Ya, mimpi kami pun terkabul. Akhirnya, Tuhan menggiring kami untuk merapat dalam lingkaran suluk al-Hikam yang diasuh Gus Sholahuddin Shodaqoh. Meski, saya menapakinya tidak dari awal. Saya menyimak uraian syarah al-Hikam, hari itu pembacaan sudah masuk pada hikmah 97 hingga 101, tetapi mending, ketimbang tidak sama sekali.
Rabu berikutnya, 4 Agustus 2021, bersama istri, saya meluncur ke rumah Kang Putu, sapaan akrab Gunawan Budi Susanto, untuk berbarengan ke suluk al-Hikam. Lagi-lagi anugerah serasa beruntun mengucur. Seusai menyimak uraian hikmah 102 hingga 104, seorang teman sesama salik, yang baru saya kenal, Abdul Karim, menghadiahi kami Kitab Syarah Al-Hikam, berhuruf Arab gundul. Seolah amanat buat saya agar serius menyelami untaian hikmah maha dahsyat Syekh Ibn ‘Atha’illah As-Sakandari.

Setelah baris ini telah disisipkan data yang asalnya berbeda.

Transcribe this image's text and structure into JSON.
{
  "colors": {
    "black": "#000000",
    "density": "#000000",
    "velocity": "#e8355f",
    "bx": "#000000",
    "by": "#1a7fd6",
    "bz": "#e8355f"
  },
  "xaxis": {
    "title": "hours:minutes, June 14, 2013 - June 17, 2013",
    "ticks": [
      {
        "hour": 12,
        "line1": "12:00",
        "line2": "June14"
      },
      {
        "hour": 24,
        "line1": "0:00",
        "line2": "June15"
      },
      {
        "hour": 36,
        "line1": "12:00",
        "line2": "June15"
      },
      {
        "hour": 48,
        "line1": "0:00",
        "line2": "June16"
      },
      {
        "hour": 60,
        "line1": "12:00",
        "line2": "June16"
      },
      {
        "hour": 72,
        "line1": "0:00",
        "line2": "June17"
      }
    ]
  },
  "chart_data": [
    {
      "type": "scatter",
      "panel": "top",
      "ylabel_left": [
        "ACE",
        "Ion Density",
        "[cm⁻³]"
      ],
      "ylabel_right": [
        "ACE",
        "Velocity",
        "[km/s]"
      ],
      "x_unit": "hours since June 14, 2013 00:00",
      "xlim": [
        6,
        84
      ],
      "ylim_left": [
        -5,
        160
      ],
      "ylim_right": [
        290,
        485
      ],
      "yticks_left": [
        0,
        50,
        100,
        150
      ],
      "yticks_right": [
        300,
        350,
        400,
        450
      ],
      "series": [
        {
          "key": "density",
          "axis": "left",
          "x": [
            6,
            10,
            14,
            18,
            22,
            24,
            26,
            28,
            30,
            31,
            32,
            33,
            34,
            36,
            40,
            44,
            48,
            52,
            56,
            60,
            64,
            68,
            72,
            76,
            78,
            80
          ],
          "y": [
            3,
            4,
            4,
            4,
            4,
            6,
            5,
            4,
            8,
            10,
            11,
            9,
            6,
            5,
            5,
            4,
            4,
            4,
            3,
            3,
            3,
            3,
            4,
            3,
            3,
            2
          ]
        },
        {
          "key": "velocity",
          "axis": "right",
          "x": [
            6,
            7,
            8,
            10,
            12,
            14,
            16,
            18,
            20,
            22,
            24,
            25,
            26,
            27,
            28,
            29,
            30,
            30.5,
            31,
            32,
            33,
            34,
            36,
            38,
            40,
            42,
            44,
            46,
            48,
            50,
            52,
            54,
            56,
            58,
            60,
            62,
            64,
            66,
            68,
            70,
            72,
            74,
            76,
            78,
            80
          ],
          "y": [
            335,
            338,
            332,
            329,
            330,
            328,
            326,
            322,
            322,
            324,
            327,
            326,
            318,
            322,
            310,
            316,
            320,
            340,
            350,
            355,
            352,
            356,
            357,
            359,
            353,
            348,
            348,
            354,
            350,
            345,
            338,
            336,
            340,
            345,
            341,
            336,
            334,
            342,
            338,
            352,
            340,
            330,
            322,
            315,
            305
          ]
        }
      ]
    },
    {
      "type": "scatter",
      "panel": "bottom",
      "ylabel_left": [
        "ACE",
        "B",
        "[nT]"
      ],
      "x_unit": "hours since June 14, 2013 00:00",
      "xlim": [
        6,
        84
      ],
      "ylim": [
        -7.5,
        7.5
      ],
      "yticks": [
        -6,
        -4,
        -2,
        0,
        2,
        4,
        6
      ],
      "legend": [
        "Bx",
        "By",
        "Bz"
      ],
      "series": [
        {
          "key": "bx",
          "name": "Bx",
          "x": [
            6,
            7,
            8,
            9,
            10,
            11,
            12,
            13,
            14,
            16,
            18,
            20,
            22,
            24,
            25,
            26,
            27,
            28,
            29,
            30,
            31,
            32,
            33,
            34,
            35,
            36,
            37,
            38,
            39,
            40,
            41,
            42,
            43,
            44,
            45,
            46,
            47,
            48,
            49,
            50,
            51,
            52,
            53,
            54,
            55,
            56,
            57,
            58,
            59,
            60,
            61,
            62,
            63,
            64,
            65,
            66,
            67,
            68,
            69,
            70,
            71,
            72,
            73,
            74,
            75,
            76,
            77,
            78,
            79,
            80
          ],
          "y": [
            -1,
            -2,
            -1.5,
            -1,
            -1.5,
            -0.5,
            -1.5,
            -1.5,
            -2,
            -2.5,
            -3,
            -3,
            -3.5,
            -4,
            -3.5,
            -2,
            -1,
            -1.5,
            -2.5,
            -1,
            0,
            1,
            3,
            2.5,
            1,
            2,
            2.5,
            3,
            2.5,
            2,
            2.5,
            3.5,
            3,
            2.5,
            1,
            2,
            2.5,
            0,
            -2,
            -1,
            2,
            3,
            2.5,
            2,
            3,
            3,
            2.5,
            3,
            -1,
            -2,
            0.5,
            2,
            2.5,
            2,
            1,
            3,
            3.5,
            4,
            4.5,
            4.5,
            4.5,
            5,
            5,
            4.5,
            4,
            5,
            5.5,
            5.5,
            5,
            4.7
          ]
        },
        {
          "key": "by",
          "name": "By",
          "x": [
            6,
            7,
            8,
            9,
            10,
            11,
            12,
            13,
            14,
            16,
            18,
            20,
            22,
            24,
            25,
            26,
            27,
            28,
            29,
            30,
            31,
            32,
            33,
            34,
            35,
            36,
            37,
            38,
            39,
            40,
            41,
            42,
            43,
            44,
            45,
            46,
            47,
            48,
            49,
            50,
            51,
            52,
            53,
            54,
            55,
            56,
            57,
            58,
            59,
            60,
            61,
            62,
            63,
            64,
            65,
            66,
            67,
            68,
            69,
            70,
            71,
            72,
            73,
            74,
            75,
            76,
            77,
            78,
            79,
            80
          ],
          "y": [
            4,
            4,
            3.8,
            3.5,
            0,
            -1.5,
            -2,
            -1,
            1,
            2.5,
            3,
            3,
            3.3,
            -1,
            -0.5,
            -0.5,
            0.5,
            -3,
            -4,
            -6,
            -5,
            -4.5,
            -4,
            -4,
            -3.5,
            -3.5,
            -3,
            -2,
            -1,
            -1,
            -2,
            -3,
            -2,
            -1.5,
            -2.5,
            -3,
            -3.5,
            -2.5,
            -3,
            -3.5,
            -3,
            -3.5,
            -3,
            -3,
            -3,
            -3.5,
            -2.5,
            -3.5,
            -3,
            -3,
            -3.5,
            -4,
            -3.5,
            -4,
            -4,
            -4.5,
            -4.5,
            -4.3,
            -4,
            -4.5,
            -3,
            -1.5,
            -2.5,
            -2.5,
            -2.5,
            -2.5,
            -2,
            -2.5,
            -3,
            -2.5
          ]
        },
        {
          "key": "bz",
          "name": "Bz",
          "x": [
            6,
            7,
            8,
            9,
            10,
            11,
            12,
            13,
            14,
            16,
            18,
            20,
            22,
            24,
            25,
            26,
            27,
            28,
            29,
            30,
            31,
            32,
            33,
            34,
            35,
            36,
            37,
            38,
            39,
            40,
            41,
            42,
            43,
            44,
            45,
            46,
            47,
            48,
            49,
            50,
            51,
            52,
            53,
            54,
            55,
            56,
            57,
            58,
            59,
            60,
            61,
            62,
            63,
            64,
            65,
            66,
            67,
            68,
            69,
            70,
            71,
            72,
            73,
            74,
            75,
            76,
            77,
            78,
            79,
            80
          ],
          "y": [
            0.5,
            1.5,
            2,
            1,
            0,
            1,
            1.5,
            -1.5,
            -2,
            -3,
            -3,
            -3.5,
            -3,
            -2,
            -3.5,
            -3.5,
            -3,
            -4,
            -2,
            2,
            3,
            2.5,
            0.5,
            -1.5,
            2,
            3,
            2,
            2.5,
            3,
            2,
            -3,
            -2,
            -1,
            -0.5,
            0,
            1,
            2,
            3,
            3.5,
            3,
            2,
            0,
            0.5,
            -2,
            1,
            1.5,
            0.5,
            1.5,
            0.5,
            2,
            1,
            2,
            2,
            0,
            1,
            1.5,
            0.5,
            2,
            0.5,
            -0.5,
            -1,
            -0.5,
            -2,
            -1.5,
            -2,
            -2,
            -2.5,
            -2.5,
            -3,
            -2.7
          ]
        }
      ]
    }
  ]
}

Jelas sudah, ke mana saya harus berlabuh. Setelah sekian tahun saya bertandang dari majelis ke majelis. Dari komunitas ke komunitas. Padahal usia terus merambat surut. Maka, tak bisa tidak, saya mesti berhenti pada titian yang lebih menjanjikan bekal masa depan, bekal menghadap-Nya. Saya tidak bisa terus-terusan menjadi pribadi yang kabur kanginan, tidak jelas titik pijak.
Mengutip ungkapan Syekh Ibn ‘Atha’illah, sudah saatnya kita berhenti dari mengatur segala urusan yang sudah jadi ketetapan Tuhan. Tugas kita cukuplah khusyuk selaku hamba, yakni mempertinggi kesadaran serta pengetahuan tentang kehendak-Nya. Sehingga, tepatlah sikap dan lantunan doa kita kepada-Nya.